If you’re like me, you hate networking. Typically, you are in a crowded room with professionals from your industry who are all scoping out the same people to exchange business cards with. After you recite your elevator pitch, for what seems like the 1000th time, you’re exhausted and you’re right where you started when you got there – no new clients.

Follow these tips for networking if you hate networking the traditional way:

  1. Learn how to play golf – What did you expect me to say? My opinion may be a bit biased, but it works. There’s no way you stand out in a sea of thirsty professionals. That won’t be the case on the golf course. There are very few women on the golf course, let alone women of color. Find a reputable instructor in your area (we can help you with that) and learn the fundamentals of the game.
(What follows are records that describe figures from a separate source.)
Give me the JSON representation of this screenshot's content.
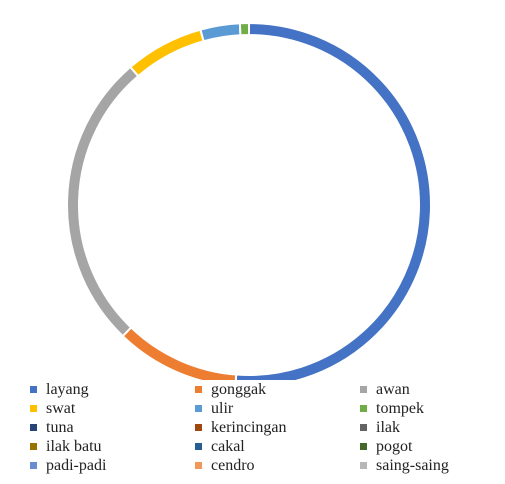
{
  "chart_data": {
    "type": "pie",
    "variant": "donut",
    "title": "",
    "legend_position": "bottom",
    "categories": [
      "layang",
      "gonggak",
      "awan",
      "swat",
      "ulir",
      "tompek",
      "tuna",
      "kerincingan",
      "ilak",
      "ilak batu",
      "cakal",
      "pogot",
      "padi-padi",
      "cendro",
      "saing-saing"
    ],
    "values": [
      51.2,
      11.0,
      26.5,
      7.0,
      3.5,
      0.8,
      0,
      0,
      0,
      0,
      0,
      0,
      0,
      0,
      0
    ],
    "colors": [
      "#4472C4",
      "#ED7D31",
      "#A5A5A5",
      "#FFC000",
      "#5B9BD5",
      "#70AD47",
      "#264478",
      "#9E480E",
      "#636363",
      "#997300",
      "#255E91",
      "#43682B",
      "#698ED0",
      "#F1975A",
      "#B7B7B7"
    ]
  }
}
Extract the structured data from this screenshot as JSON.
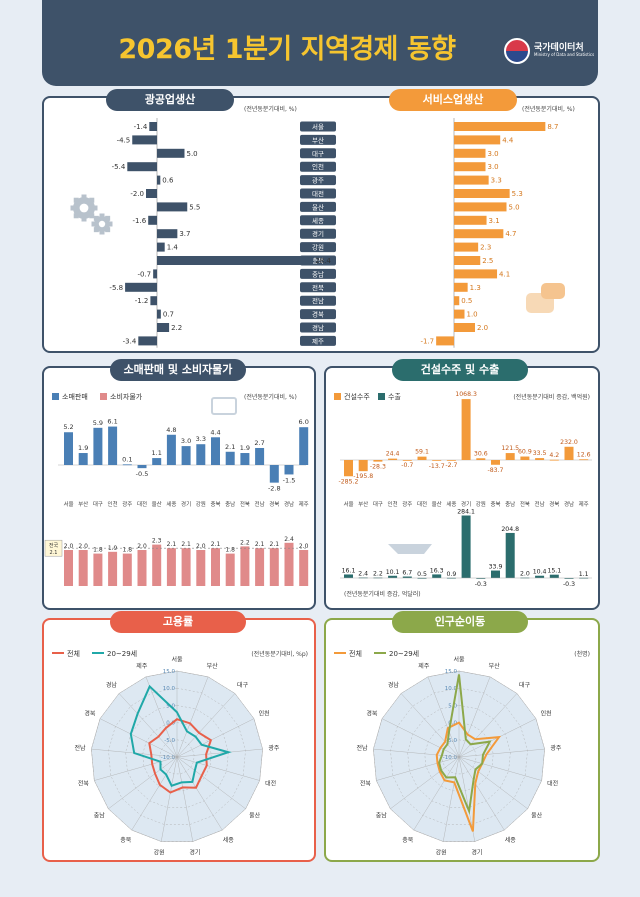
{
  "header": {
    "title": "2026년 1분기 지역경제 동향",
    "org": "국가데이터처",
    "org_en": "Ministry of Data and Statistics"
  },
  "colors": {
    "navy": "#3e5269",
    "orange": "#f39a3a",
    "blue": "#4a7fb5",
    "pink": "#e08a8a",
    "teal": "#2b6d6d",
    "red": "#e8604a",
    "cyan": "#20a8a8",
    "green": "#8ca84a",
    "steel": "#3e5269"
  },
  "regions": [
    "서울",
    "부산",
    "대구",
    "인천",
    "광주",
    "대전",
    "울산",
    "세종",
    "경기",
    "강원",
    "충북",
    "충남",
    "전북",
    "전남",
    "경북",
    "경남",
    "제주"
  ],
  "panel1": {
    "left_title": "광공업생산",
    "left_unit": "(전년동분기대비, %)",
    "right_title": "서비스업생산",
    "right_unit": "(전년동분기대비, %)"
  },
  "panel2": {
    "title": "소매판매 및 소비자물가",
    "unit": "(전년동분기대비, %)",
    "legend1": "소매판매",
    "legend2": "소비자물가",
    "national_label": "전국",
    "national_value": "2.1"
  },
  "panel3": {
    "title": "건설수주 및 수출",
    "unit1": "(전년동분기대비 증감, 백억원)",
    "unit2": "(전년동분기대비 증감, 억달러)",
    "legend1": "건설수주",
    "legend2": "수출"
  },
  "panel4": {
    "title": "고용률",
    "unit": "(전년동분기대비, %p)",
    "legend1": "전체",
    "legend2": "20~29세",
    "rings": [
      "-10.0",
      "-5.0",
      "0.0",
      "5.0",
      "10.0",
      "15.0"
    ]
  },
  "panel5": {
    "title": "인구순이동",
    "unit": "(천명)",
    "legend1": "전체",
    "legend2": "20~29세",
    "rings": [
      "-10.0",
      "-5.0",
      "0.0",
      "5.0",
      "10.0",
      "15.0"
    ]
  },
  "chart_data": [
    {
      "type": "bar",
      "title": "광공업생산",
      "categories": [
        "서울",
        "부산",
        "대구",
        "인천",
        "광주",
        "대전",
        "울산",
        "세종",
        "경기",
        "강원",
        "충북",
        "충남",
        "전북",
        "전남",
        "경북",
        "경남",
        "제주"
      ],
      "values": [
        -1.4,
        -4.5,
        5.0,
        -5.4,
        0.6,
        -2.0,
        5.5,
        -1.6,
        3.7,
        1.4,
        28.4,
        -0.7,
        -5.8,
        -1.2,
        0.7,
        2.2,
        -3.4
      ]
    },
    {
      "type": "bar",
      "title": "서비스업생산",
      "categories": [
        "서울",
        "부산",
        "대구",
        "인천",
        "광주",
        "대전",
        "울산",
        "세종",
        "경기",
        "강원",
        "충북",
        "충남",
        "전북",
        "전남",
        "경북",
        "경남",
        "제주"
      ],
      "values": [
        8.7,
        4.4,
        3.0,
        3.0,
        3.3,
        5.3,
        5.0,
        3.1,
        4.7,
        2.3,
        2.5,
        4.1,
        1.3,
        0.5,
        1.0,
        2.0,
        -1.7
      ]
    },
    {
      "type": "bar",
      "title": "소매판매",
      "categories": [
        "서울",
        "부산",
        "대구",
        "인천",
        "광주",
        "대전",
        "울산",
        "세종",
        "경기",
        "강원",
        "충북",
        "충남",
        "전북",
        "전남",
        "경북",
        "경남",
        "제주"
      ],
      "values": [
        5.2,
        1.9,
        5.9,
        6.1,
        0.1,
        -0.5,
        1.1,
        4.8,
        3.0,
        3.3,
        4.4,
        2.1,
        1.9,
        2.7,
        -2.8,
        -1.5,
        6.0
      ]
    },
    {
      "type": "bar",
      "title": "소비자물가",
      "categories": [
        "서울",
        "부산",
        "대구",
        "인천",
        "광주",
        "대전",
        "울산",
        "세종",
        "경기",
        "강원",
        "충북",
        "충남",
        "전북",
        "전남",
        "경북",
        "경남",
        "제주"
      ],
      "values": [
        2.0,
        2.0,
        1.8,
        1.9,
        1.8,
        2.0,
        2.3,
        2.1,
        2.1,
        2.0,
        2.1,
        1.8,
        2.2,
        2.1,
        2.1,
        2.4,
        2.0
      ]
    },
    {
      "type": "bar",
      "title": "건설수주",
      "categories": [
        "서울",
        "부산",
        "대구",
        "인천",
        "광주",
        "대전",
        "울산",
        "세종",
        "경기",
        "강원",
        "충북",
        "충남",
        "전북",
        "전남",
        "경북",
        "경남",
        "제주"
      ],
      "values": [
        -285.2,
        -195.8,
        -28.3,
        24.4,
        -0.7,
        59.1,
        -13.7,
        -2.7,
        1068.3,
        30.6,
        -83.7,
        121.5,
        60.9,
        33.5,
        4.2,
        232.0,
        12.6
      ]
    },
    {
      "type": "bar",
      "title": "수출",
      "categories": [
        "서울",
        "부산",
        "대구",
        "인천",
        "광주",
        "대전",
        "울산",
        "세종",
        "경기",
        "강원",
        "충북",
        "충남",
        "전북",
        "전남",
        "경북",
        "경남",
        "제주"
      ],
      "values": [
        16.1,
        2.4,
        2.2,
        10.1,
        6.7,
        0.5,
        16.3,
        0.9,
        284.1,
        -0.3,
        33.9,
        204.8,
        2.0,
        10.4,
        15.1,
        -0.3,
        1.1
      ]
    },
    {
      "type": "line",
      "title": "고용률",
      "categories": [
        "서울",
        "부산",
        "대구",
        "인천",
        "광주",
        "대전",
        "울산",
        "세종",
        "경기",
        "강원",
        "충북",
        "충남",
        "전북",
        "전남",
        "경북",
        "경남",
        "제주"
      ],
      "series": [
        {
          "name": "전체",
          "values": [
            1.0,
            0.5,
            -0.5,
            1.0,
            -1.5,
            -1.0,
            -1.0,
            0.5,
            -1.0,
            0.5,
            -0.5,
            -2.0,
            -2.5,
            -2.5,
            -1.0,
            -2.0,
            -1.0
          ]
        },
        {
          "name": "20~29세",
          "values": [
            3.0,
            -2.0,
            -2.0,
            -2.0,
            5.0,
            -4.0,
            -3.5,
            -1.5,
            -2.5,
            -1.5,
            -4.0,
            -4.0,
            -5.0,
            2.5,
            5.0,
            7.0,
            12.0
          ]
        }
      ],
      "ylim": [
        -10,
        15
      ]
    },
    {
      "type": "line",
      "title": "인구순이동",
      "categories": [
        "서울",
        "부산",
        "대구",
        "인천",
        "광주",
        "대전",
        "울산",
        "세종",
        "경기",
        "강원",
        "충북",
        "충남",
        "전북",
        "전남",
        "경북",
        "경남",
        "제주"
      ],
      "series": [
        {
          "name": "전체",
          "values": [
            0.0,
            -3.0,
            -3.0,
            3.0,
            -2.0,
            -3.0,
            -3.0,
            -1.0,
            12.0,
            -2.5,
            -2.0,
            -3.0,
            -3.5,
            -3.5,
            -4.0,
            -4.0,
            -1.0
          ]
        },
        {
          "name": "20~29세",
          "values": [
            14.0,
            -4.5,
            -5.0,
            0.0,
            -3.0,
            -3.0,
            -4.0,
            -2.0,
            6.0,
            -4.0,
            -3.0,
            -3.5,
            -4.0,
            -5.0,
            -5.0,
            -5.0,
            -2.0
          ]
        }
      ],
      "ylim": [
        -10,
        15
      ]
    }
  ]
}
Stick with it, golf is hard and you really do need at least a few months of lessons to build your skill and confidence.
  2. Learn the etiquette – The last thing you want to do is get out on the course and not know what to do – where to stand, where to park the cart, when to talk, when not to talk. Learning and understanding the etiquette of the game is very important. People will understand your lack of skill, but they won’t excuse your ignorance when it comes to the etiquette.
  3. Invite your potential clients for a round of golf – This is so much better than any elevator pitch at a networking event. Both of you probably have a smart phone and can schedule a something on the spot. Now, you can move on and work the rest of the room. The time you’ll spend on the golf course with a potential client will be far more valuable than the 10 seconds you have to recite your elevator pitch. It will be up to you to schedule the tee time at the course of your choice and follow up with to confirm and send the address and directions to the course. Arrive early, pay for the round for both of you and grab a few bottles of water too.

Bonus tip:

Ask your employer if you can be reimbursed for golf lessons and your rounds with potential clients. It’s likely your golf lessons are a business development, continuing education, or a sales expense.